Solved – Lower classification rate than expected by chance

classificationcross-validationerrormachine learningsvm

I'm using scikit-learn for a small sample (36) classification problem with three features and three outputs (one output is binary and the other two are ternary).

I'm using separate classifiers for each output, and I'm achieving reasonable classification rates for two outputs, but the remaining one, which is a 3-class problem, is abysmal.

I've tried many different classifiers (SVM, random forest, logistic regression, naive bayes), and using leave-one-out cross-validation the classification rate fluctuates between 0% and 33% (this only happens when the classifier always outputs the same class).

What I don't understand is how it's possible for the classifier to achieve a lower rate then expected by chance. A thought experiment says that when it achieves 0% classification rate, I could ignore the predicted class and randomly choose between the other two, achieving 50% classification rate, which would be better than chance.

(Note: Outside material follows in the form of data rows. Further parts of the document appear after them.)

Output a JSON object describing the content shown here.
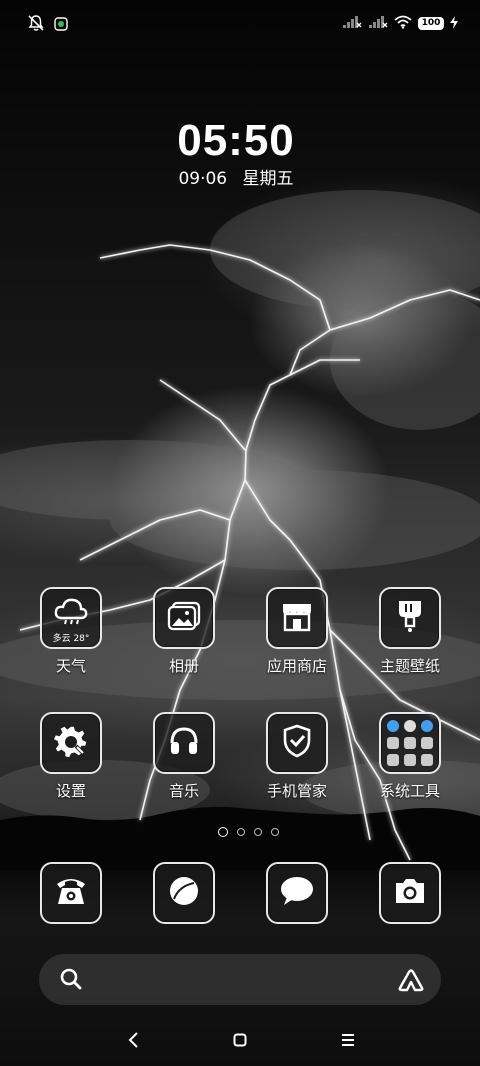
{
  "status_bar": {
    "icons_left": [
      "bell-off-icon",
      "notification-app-icon"
    ],
    "icons_right": [
      "signal-1-icon",
      "signal-2-icon",
      "wifi-icon",
      "charging-icon"
    ],
    "battery_level": "100"
  },
  "lockclock": {
    "time": "05:50",
    "date": "09·06",
    "weekday": "星期五"
  },
  "apps_row1": [
    {
      "label": "天气",
      "icon": "weather-icon",
      "sub": "多云 28°"
    },
    {
      "label": "相册",
      "icon": "gallery-icon"
    },
    {
      "label": "应用商店",
      "icon": "store-icon"
    },
    {
      "label": "主题壁纸",
      "icon": "themes-icon"
    }
  ],
  "apps_row2": [
    {
      "label": "设置",
      "icon": "settings-icon"
    },
    {
      "label": "音乐",
      "icon": "music-icon"
    },
    {
      "label": "手机管家",
      "icon": "security-icon"
    },
    {
      "label": "系统工具",
      "icon": "tools-folder-icon"
    }
  ],
  "dock": [
    {
      "icon": "phone-icon"
    },
    {
      "icon": "browser-icon"
    },
    {
      "icon": "messages-icon"
    },
    {
      "icon": "camera-icon"
    }
  ],
  "page_indicator": {
    "pages": 4,
    "current": 1
  },
  "search_bar": {
    "placeholder": ""
  },
  "nav_bar": [
    "back-icon",
    "home-icon",
    "recents-icon"
  ]
}
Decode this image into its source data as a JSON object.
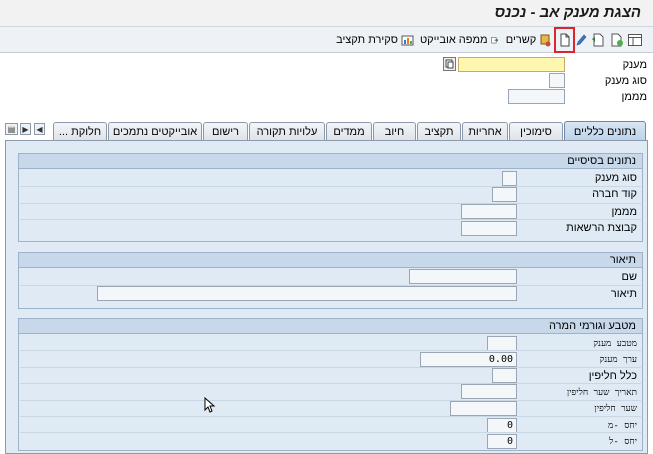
{
  "title": "הצגת מענק אב - נכנס",
  "toolbar": {
    "relations_label": "קשרים",
    "object_map_label": "ממפה אובייקט",
    "budget_close_label": "סקירת תקציב"
  },
  "header": {
    "grant_label": "מענק",
    "grant_type_label": "סוג מענק",
    "sponsor_label": "מממן"
  },
  "tabs": [
    "נתונים כלליים",
    "סימוכין",
    "אחריות",
    "תקציב",
    "חיוב",
    "ממדים",
    "עלויות תקורה",
    "רישום",
    "אובייקטים נתמכים",
    "חלוקת ..."
  ],
  "groups": {
    "basic": {
      "title": "נתונים בסיסיים",
      "fields": [
        "סוג מענק",
        "קוד חברה",
        "מממן",
        "קבוצת הרשאות"
      ]
    },
    "description": {
      "title": "תיאור",
      "fields": [
        "שם",
        "תיאור"
      ]
    },
    "currency": {
      "title": "מטבע וגורמי המרה",
      "fields": [
        "מטבע מענק",
        "ערך מענק",
        "כלל חליפין",
        "תאריך שער חליפין",
        "שער חליפין",
        "יחס -מ",
        "יחס -ל"
      ],
      "grant_value": "0.00",
      "ratio_from": "0",
      "ratio_to": "0"
    }
  }
}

Why is this not happening automatically?

Best Answer

Check whether your leave-one-out procedure leaves out a single sample each time or a triplet of samples (one for each class). If it leaves only a single sample, then your training set is always biased against the test sample. That can explain below chance performance.

For example, consider a classifier that instead of looking at the data, simply outputs the most common label of the training set - that would achieve 0% classification rate in a leave one-sample out scheme. You are of course not using such classifier, but classifiers like SVM do have some susceptibility to bias.